I was asked by a young manager new in her role, what first steps she should take to start to establish a culture of process improvement in her new workstream. I knew she didn’t feel comfortable enough in her new role yet, or have the backing of senior management to start major improvement projects, so I took a gentler tack. I said that the first things she should do were to listen and learn.
I suggested that she should speak to everyone in her team, individually, about their work and how they felt about it; and she should really listen to the answers (including paying attention to body language to gauge how open people were being). She should probe to find out what about the work caused problems for her people, and what the issues were that prevented a smooth flow of work. Then she should speak to each team bringing, anonymously, the issues and problems with the work raised, and gain consensus about the priority problem areas. Then, I suggested, she should bring people in from the other departments or teams affected to see if, as a group, they could work out ways of making things easier for everyone involved and, thus, deliver a better, quicker outcome for the “customer”.

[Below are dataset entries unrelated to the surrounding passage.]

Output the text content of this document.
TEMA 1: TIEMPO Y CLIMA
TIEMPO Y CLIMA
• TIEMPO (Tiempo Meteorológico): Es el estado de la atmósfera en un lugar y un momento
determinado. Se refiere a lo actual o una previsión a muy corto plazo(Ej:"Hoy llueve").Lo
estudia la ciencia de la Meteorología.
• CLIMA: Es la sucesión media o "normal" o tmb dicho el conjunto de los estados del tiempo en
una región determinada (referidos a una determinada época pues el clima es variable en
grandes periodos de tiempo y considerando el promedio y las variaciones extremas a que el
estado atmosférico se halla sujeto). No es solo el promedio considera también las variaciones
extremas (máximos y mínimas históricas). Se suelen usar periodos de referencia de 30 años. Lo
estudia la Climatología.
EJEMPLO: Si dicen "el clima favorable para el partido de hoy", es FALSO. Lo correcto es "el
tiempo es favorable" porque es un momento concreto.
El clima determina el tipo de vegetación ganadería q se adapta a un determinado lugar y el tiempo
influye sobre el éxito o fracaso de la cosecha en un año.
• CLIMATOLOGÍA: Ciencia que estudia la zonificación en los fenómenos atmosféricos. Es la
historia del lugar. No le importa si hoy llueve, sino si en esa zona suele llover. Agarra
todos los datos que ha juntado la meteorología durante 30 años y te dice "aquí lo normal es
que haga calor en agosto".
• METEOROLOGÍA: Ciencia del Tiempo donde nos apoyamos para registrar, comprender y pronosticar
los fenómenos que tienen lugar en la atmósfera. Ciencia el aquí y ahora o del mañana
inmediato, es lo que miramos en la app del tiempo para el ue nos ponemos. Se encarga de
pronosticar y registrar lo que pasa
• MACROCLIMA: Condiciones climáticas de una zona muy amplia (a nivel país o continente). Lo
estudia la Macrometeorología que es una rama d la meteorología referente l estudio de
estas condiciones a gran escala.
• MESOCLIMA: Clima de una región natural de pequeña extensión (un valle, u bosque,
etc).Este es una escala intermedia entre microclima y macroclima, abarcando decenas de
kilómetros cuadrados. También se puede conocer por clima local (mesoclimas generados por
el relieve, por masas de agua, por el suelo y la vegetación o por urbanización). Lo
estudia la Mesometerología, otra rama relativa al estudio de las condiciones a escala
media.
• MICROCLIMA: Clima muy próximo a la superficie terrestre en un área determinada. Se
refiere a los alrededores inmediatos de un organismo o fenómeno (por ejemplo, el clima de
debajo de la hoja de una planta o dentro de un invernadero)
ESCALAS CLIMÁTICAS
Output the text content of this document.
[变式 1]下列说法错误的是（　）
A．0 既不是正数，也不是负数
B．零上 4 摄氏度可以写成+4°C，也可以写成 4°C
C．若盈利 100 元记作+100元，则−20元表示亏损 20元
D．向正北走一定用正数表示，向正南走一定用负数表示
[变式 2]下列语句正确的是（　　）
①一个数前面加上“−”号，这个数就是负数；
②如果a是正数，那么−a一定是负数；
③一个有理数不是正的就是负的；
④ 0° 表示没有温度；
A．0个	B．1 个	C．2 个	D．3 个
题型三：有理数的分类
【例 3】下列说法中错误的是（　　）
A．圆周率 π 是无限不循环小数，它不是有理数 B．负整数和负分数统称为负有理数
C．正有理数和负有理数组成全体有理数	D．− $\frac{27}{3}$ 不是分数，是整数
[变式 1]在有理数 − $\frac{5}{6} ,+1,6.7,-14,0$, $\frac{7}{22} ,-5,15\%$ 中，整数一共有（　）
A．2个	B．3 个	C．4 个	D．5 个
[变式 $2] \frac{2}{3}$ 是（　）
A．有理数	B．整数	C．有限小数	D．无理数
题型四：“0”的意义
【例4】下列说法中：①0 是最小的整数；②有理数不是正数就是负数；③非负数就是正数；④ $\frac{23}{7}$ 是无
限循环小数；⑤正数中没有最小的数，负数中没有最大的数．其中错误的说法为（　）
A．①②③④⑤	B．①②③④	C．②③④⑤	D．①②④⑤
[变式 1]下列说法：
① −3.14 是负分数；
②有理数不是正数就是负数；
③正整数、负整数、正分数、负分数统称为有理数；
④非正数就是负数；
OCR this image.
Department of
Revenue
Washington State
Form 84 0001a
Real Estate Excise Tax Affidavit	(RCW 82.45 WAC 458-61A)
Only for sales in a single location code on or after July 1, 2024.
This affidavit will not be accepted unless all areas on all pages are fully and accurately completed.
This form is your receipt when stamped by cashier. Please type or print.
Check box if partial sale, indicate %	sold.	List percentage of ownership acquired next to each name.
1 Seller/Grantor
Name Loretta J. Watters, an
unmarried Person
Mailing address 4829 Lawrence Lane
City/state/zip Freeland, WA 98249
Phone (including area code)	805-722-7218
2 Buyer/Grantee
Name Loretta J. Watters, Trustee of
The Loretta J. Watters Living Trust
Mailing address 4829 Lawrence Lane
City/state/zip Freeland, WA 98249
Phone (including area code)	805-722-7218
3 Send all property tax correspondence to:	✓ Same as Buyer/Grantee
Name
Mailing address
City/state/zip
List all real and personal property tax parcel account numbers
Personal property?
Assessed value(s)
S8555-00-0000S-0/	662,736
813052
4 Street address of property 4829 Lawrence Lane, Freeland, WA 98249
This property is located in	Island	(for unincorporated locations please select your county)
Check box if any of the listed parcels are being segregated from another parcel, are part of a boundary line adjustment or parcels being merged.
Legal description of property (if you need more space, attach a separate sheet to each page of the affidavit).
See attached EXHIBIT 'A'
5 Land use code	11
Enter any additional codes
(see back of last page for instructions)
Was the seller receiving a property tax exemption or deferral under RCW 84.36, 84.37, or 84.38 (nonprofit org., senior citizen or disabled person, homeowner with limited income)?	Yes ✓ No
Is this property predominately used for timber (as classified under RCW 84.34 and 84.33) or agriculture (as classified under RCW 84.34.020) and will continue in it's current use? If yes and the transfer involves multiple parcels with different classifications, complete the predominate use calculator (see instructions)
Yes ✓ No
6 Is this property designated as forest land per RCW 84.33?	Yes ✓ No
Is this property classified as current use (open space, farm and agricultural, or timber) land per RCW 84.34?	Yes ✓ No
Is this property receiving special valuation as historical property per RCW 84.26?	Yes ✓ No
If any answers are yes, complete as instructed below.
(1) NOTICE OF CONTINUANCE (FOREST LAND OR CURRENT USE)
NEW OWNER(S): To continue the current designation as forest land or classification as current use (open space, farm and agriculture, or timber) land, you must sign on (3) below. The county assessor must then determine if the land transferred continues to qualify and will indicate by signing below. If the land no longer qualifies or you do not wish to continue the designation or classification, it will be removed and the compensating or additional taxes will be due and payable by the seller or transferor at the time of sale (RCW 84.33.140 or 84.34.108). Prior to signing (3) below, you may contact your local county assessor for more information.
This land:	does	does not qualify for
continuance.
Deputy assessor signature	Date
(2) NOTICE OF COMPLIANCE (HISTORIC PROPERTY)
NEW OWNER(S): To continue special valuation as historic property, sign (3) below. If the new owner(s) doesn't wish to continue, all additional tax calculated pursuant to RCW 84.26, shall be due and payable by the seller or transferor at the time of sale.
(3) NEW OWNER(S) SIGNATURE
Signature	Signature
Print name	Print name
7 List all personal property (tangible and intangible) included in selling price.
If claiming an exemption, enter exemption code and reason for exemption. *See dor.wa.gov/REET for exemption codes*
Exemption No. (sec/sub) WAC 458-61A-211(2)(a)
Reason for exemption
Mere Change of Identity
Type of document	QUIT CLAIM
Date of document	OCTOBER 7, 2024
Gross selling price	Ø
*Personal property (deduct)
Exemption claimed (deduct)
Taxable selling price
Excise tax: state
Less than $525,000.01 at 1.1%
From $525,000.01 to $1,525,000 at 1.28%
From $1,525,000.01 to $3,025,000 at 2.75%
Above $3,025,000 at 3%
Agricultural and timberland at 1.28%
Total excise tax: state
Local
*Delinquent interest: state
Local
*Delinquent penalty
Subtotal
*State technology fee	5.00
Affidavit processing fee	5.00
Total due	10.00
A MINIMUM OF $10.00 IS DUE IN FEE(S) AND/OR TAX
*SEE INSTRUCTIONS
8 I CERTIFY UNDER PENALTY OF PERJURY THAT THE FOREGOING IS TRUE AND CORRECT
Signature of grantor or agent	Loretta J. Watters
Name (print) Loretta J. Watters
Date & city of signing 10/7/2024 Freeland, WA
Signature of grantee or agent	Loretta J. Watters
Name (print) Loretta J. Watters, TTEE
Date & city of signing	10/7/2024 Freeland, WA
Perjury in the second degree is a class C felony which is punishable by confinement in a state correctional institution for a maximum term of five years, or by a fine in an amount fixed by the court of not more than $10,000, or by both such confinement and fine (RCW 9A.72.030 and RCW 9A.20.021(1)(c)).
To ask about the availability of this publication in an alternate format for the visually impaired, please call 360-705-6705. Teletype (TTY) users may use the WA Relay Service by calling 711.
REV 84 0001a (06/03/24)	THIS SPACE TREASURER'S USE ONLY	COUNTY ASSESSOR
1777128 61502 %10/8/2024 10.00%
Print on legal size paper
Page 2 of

Once she’d help them solve a few of their most pressing problems, I said, the confidence and team spirit of her people would grow and she would be able to introduce more structured improvement activity, like mapping the processes and setting up more formal improvement teams. She seemed to find my thoughts helpful and, importantly, practical. I don’t yet know if they’ve been beneficial.
I wonder what other readers think of my advice. Perhaps I was too soft, and should have suggested more concrete activities? Perhaps I should have suggested improvement training for everyone? Or maybe starting with process mapping as a way of bringing everyone together united in an real understanding of their processes?
I’d be interested in what advice others might give the new manager.